US futures are marginally lower ahead of the open on Tuesday after a difficult start to the year.
There was some positive momentum coming from Asia and Europe but that quickly petered out on Wall Street. Last year ended on such a high that I wonder whether we're just seeing some profit taking in an uncomfortable period for the global economy.
Covid is wreaking havoc once again and countries are imposing harsher restrictions, with new variants of the virus spreading far faster than what we've seen previously. The UK went back into full lockdown today, while Germany extended its lockdown until the end of the month. With other countries seeing similar trends, restrictions are only heading in one direction. It was always going to be a tough start to the year, investor sentiment will be put to the test.
Adding to the cautious start to the year in the US is today's Senate run-off elections in Georgia, with the result having massive implications for the country over the coming years. The Republican's only need one seat to retain their majority with a double Democrat victory giving them a de-facto majority, given the casting vote of the vice President.
Given the ambitious agenda of the incoming administration, there's a lot hanging on the vote, the outcome of which will become clear over the coming days.
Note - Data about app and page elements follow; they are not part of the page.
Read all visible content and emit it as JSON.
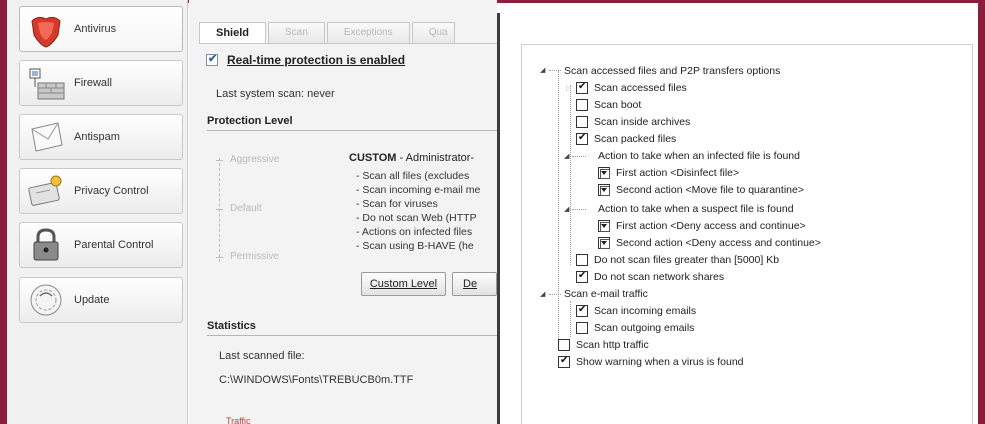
{
  "sidebar": {
    "items": [
      {
        "label": "Antivirus",
        "icon": "shield-icon"
      },
      {
        "label": "Firewall",
        "icon": "firewall-icon"
      },
      {
        "label": "Antispam",
        "icon": "envelope-icon"
      },
      {
        "label": "Privacy Control",
        "icon": "privacy-icon"
      },
      {
        "label": "Parental Control",
        "icon": "lock-icon"
      },
      {
        "label": "Update",
        "icon": "update-icon"
      }
    ]
  },
  "tabs": [
    "Shield",
    "Scan",
    "Exceptions",
    "Qua"
  ],
  "shield": {
    "realtime_label": "Real-time protection is enabled",
    "last_scan": "Last system scan: never",
    "protection_level_title": "Protection Level",
    "levels": [
      "Aggressive",
      "Default",
      "Permissive"
    ],
    "custom_title_bold": "CUSTOM",
    "custom_title_rest": " - Administrator-",
    "descriptions": [
      "- Scan all files (excludes",
      "- Scan incoming e-mail me",
      "- Scan for viruses",
      "- Do not scan Web (HTTP",
      "- Actions on infected files",
      "- Scan using B-HAVE (he"
    ],
    "custom_level_button": "Custom Level",
    "second_button": "De",
    "statistics_title": "Statistics",
    "last_scanned_label": "Last scanned file:",
    "last_scanned_value": "C:\\WINDOWS\\Fonts\\TREBUCB0m.TTF",
    "traffic_label": "Traffic"
  },
  "tree": {
    "root_label": "Scan accessed files and P2P transfers options",
    "scan_accessed": "Scan accessed files",
    "scan_boot": "Scan boot",
    "scan_archives": "Scan inside archives",
    "scan_packed": "Scan packed files",
    "infected_header": "Action to take when an infected file is found",
    "infected_first": "First action <Disinfect file>",
    "infected_second": "Second action <Move file to quarantine>",
    "suspect_header": "Action to take when a suspect file is found",
    "suspect_first": "First action <Deny access and continue>",
    "suspect_second": "Second action <Deny access and continue>",
    "size_limit": "Do not scan files greater than [5000] Kb",
    "network_shares": "Do not scan network shares",
    "email_header": "Scan e-mail traffic",
    "incoming_emails": "Scan incoming emails",
    "outgoing_emails": "Scan outgoing emails",
    "http_traffic": "Scan http traffic",
    "show_warning": "Show warning when a virus is found"
  },
  "colors": {
    "frame": "#8a1f3c",
    "antivirus_red": "#d33a2c"
  }
}
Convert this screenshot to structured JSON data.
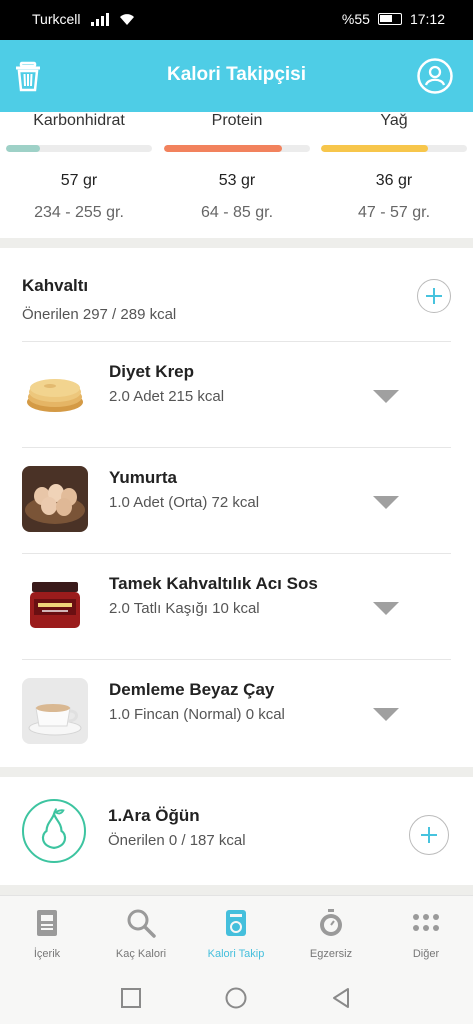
{
  "status_bar": {
    "carrier": "Turkcell",
    "battery": "%55",
    "time": "17:12"
  },
  "header": {
    "title": "Kalori Takipçisi",
    "left_icon": "trash-icon",
    "right_icon": "profile-icon"
  },
  "macros": [
    {
      "name": "Karbonhidrat",
      "amount": "57 gr",
      "range": "234 - 255 gr.",
      "color": "#9ed1c7",
      "fraction": 0.23
    },
    {
      "name": "Protein",
      "amount": "53 gr",
      "range": "64 - 85 gr.",
      "color": "#f2825d",
      "fraction": 0.81
    },
    {
      "name": "Yağ",
      "amount": "36 gr",
      "range": "47 - 57 gr.",
      "color": "#f7c64b",
      "fraction": 0.73
    }
  ],
  "breakfast": {
    "title": "Kahvaltı",
    "subtitle": "Önerilen 297 / 289 kcal",
    "items": [
      {
        "name": "Diyet Krep",
        "amount": "2.0 Adet 215 kcal",
        "image": "crepe"
      },
      {
        "name": "Yumurta",
        "amount": "1.0 Adet (Orta) 72 kcal",
        "image": "eggs"
      },
      {
        "name": "Tamek Kahvaltılık Acı Sos",
        "amount": "2.0 Tatlı Kaşığı 10 kcal",
        "image": "sauce-jar"
      },
      {
        "name": "Demleme Beyaz Çay",
        "amount": "1.0 Fincan (Normal) 0 kcal",
        "image": "tea-cup"
      }
    ]
  },
  "snack": {
    "title": "1.Ara Öğün",
    "subtitle": "Önerilen 0 / 187 kcal",
    "icon": "pear-icon"
  },
  "bottom_nav": [
    {
      "label": "İçerik",
      "icon": "content-icon",
      "active": false
    },
    {
      "label": "Kaç Kalori",
      "icon": "search-icon",
      "active": false
    },
    {
      "label": "Kalori Takip",
      "icon": "scale-icon",
      "active": true
    },
    {
      "label": "Egzersiz",
      "icon": "stopwatch-icon",
      "active": false
    },
    {
      "label": "Diğer",
      "icon": "more-icon",
      "active": false
    }
  ],
  "accent_color": "#4ecde6"
}
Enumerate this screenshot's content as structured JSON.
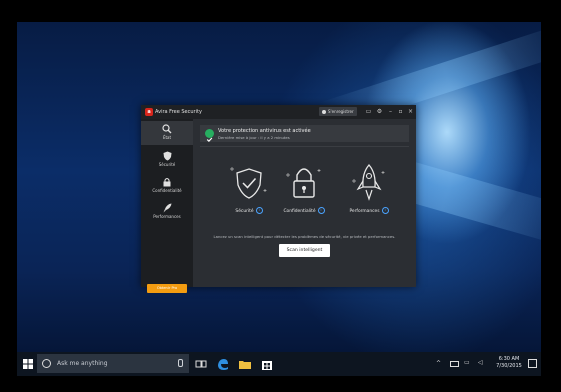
{
  "app": {
    "title": "Avira Free Security",
    "register_label": "S'enregistrer"
  },
  "sidebar": {
    "items": [
      {
        "label": "État",
        "icon": "search-icon"
      },
      {
        "label": "Sécurité",
        "icon": "shield-icon"
      },
      {
        "label": "Confidentialité",
        "icon": "lock-icon"
      },
      {
        "label": "Performances",
        "icon": "rocket-icon"
      }
    ],
    "upgrade_label": "Obtenir Pro"
  },
  "status": {
    "title": "Votre protection antivirus est activée",
    "subtitle": "Dernière mise à jour : il y a 2 minutes"
  },
  "features": [
    {
      "label": "Sécurité",
      "icon": "shield-check-icon"
    },
    {
      "label": "Confidentialité",
      "icon": "padlock-icon"
    },
    {
      "label": "Performances",
      "icon": "rocket-icon"
    }
  ],
  "hint": "Lancez un scan intelligent pour détecter les problèmes de sécurité, vie privée et performances.",
  "scan_button": "Scan intelligent",
  "taskbar": {
    "search_placeholder": "Ask me anything",
    "time": "6:30 AM",
    "date": "7/30/2015"
  },
  "colors": {
    "accent_red": "#d9261c",
    "status_green": "#27ae60",
    "upgrade_orange": "#f39c11",
    "info_blue": "#4aa3ff"
  }
}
From a markets perspective, the nervousness we're seeing may reflect the perceived improved chances of the Democrats in the two seats, with a clean sweep meaning higher taxes and more regulation.
Of course, it could also mean another substantial spending package which has little chance of getting through a Republican controlled Senate. Should the Democrats pull off the, once considered, unlikely double win, stock markets may come under some pressure initially, with the dollar seeing some reprieve.
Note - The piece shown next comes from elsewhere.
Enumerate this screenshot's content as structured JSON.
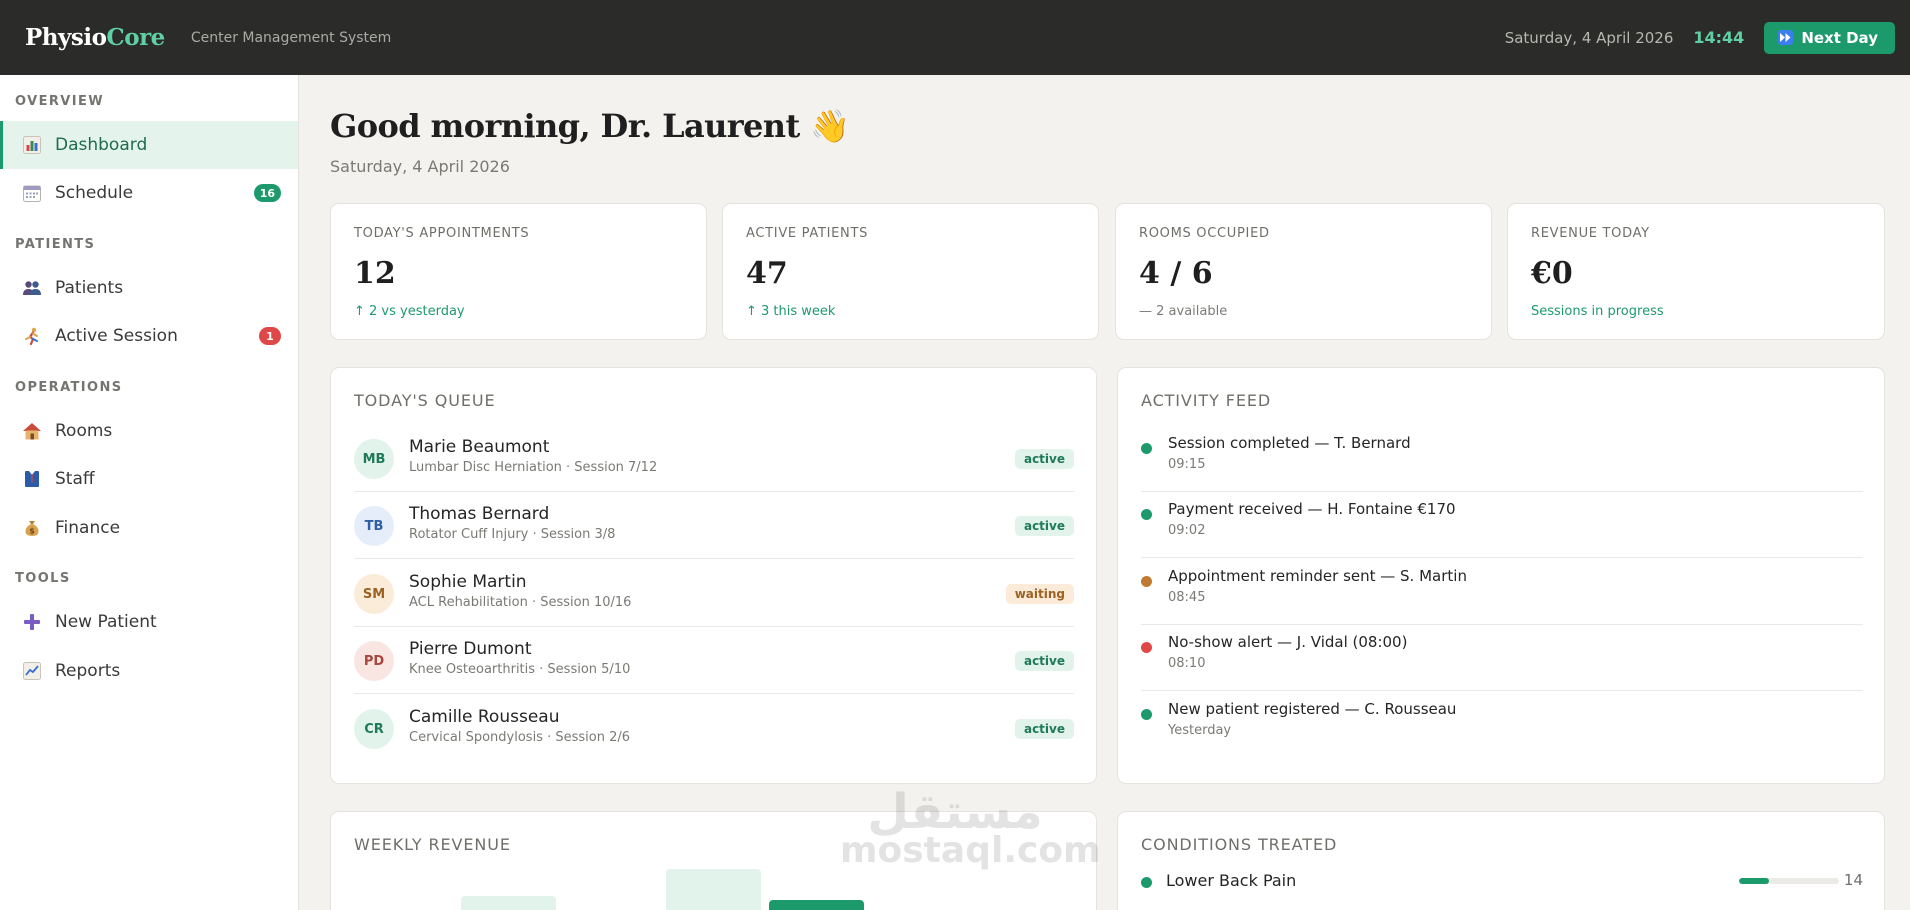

Oil higher as OPEC+ work towards agreement
Oil prices are climbing again on Tuesday, having sharply reversed course on Monday as WTI came within a whisker of $50 a barrel, a level it hasn't breached since early in the pandemic. It's a sign how far things have come that rather than seeing prices plunging as numerous countries go back into lockdown, they're stable at very reasonable levels.
Of course, the vaccines have a lot to do with that, with traders banking on a strong recovery on the back of enormous amounts of fiscal support over the last year, which will continue for a few more months yet. Pent up demand is expected to turbo charge the economic recovery, which should bode well for fuel demand and allow OPEC+ to continue to ease production cuts.
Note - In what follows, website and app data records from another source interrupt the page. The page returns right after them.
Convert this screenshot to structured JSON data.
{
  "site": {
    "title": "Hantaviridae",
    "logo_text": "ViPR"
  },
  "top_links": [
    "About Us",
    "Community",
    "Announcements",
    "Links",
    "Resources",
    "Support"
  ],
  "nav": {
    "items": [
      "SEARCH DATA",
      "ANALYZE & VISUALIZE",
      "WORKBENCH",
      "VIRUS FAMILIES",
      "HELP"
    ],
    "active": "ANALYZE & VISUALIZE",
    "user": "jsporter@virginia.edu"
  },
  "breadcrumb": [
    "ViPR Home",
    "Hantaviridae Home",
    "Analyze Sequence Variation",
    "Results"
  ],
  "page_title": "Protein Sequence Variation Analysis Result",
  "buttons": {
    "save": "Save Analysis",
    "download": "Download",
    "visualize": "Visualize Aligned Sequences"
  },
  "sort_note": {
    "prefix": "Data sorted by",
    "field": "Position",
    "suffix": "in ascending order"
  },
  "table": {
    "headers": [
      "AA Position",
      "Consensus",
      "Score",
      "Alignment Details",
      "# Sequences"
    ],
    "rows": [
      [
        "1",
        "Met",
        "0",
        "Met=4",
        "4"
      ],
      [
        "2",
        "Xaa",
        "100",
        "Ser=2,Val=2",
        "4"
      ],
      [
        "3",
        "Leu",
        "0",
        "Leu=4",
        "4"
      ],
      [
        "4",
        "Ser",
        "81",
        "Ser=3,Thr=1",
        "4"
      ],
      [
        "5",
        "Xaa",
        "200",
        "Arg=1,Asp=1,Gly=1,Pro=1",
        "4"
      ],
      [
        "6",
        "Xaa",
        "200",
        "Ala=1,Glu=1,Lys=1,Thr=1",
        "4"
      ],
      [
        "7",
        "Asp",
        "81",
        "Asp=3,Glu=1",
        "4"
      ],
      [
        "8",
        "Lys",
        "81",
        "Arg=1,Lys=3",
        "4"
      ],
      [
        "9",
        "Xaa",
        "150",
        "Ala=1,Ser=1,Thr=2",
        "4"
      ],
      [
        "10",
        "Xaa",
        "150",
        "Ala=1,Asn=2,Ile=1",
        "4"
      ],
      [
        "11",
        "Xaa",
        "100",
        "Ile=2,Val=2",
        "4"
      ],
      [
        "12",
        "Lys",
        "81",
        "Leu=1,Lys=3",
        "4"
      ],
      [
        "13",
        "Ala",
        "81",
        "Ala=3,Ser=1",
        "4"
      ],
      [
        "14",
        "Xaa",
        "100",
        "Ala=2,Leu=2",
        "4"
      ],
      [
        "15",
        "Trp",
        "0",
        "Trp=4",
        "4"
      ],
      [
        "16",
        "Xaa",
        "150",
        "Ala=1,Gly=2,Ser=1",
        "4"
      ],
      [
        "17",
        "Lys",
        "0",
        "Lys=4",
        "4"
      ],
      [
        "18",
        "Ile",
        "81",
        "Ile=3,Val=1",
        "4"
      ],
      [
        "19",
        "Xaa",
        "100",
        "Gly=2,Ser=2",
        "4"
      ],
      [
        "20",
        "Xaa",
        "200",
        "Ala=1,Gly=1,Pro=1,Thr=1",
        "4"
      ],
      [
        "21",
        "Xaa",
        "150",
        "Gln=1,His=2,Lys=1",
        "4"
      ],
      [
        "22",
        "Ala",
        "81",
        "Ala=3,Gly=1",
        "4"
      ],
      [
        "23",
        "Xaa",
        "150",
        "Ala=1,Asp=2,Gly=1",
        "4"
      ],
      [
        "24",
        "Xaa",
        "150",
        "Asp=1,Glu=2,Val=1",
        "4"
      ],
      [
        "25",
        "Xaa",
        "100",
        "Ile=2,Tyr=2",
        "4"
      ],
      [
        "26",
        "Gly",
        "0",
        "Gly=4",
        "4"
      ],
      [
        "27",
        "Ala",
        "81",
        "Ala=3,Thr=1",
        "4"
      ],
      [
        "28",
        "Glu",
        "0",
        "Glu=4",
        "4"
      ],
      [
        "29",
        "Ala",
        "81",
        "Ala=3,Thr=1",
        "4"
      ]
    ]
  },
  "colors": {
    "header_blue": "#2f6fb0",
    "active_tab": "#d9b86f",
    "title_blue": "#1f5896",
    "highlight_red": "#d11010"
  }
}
As ever though, timing is crucial and the group remains at odds about what to do in February. Plans to hike production by 500,000 barrels in February have been put in doubt by new lockdowns but Russia is reportedly keen to push ahead and preserve market share. Saudi Arabia and others are more cautious, instead keen on maintaining higher prices. The only outcome that could serious threaten prices is a total collapse but that's extremely unlikely, with another compromise likely to keep all sides happy for now.
Gold eyes set on $2,000
After looking like a wounded animal for much of the final months of the year, gold has started 2021 in fine fashion, bursting through $1,900 on Monday and pushing $1,950 once again today. A softer dollar continues to be supportive for the yellow metal, making the outcome of the Georgia run-off all the more interesting.
The best outcome for gold may be Republicans keeping hold of one seat, reducing the prospects of more fiscal stimulus and leaving the Fed to do the heavy lifting. Either way, a run towards $2,000 looks on the cards, regardless of any short-term setbacks.
The main thing standing in the way now is the early November highs which happens to roughly coincide with the 61.8% retracement of the move from the summer highs to late November lows. A move above here could clear the way for a move towards that major psychological level.
Bitcoin has JPM onside
The only thing bitcoin enthusiasts will love more than a forecast calling for a quadrupling of the bitcoin price in the coming years is it coming from JP Morgan. CEO Jamie Dimon once rubbed the community up the wrong way calling bitcoin a fraud, among other things, but it seems his employees aren't on the same page.
Dimon's belief's may turn out to be well founded, with bitcoin being nothing more than a speculative instrument at the moment. The price action over the last year and volatility it invites is evidence of that. But as we've seen for months, that doesn't mean it can't make extraordinary moves in the interim and those moves recently have primarily been to the upside.
It's had a bit of a setback at the start of 2021 but in the grand scheme of things, that's nothing. It broke above $20,000 for the first time ever less than a month ago and, predictably, it's been a wild ride since. That ride isn't over and it could climb much further yet. Of course, it will end horribly for some when it collapses in flames but that's the risk you take with something as highly speculative as bitcoin.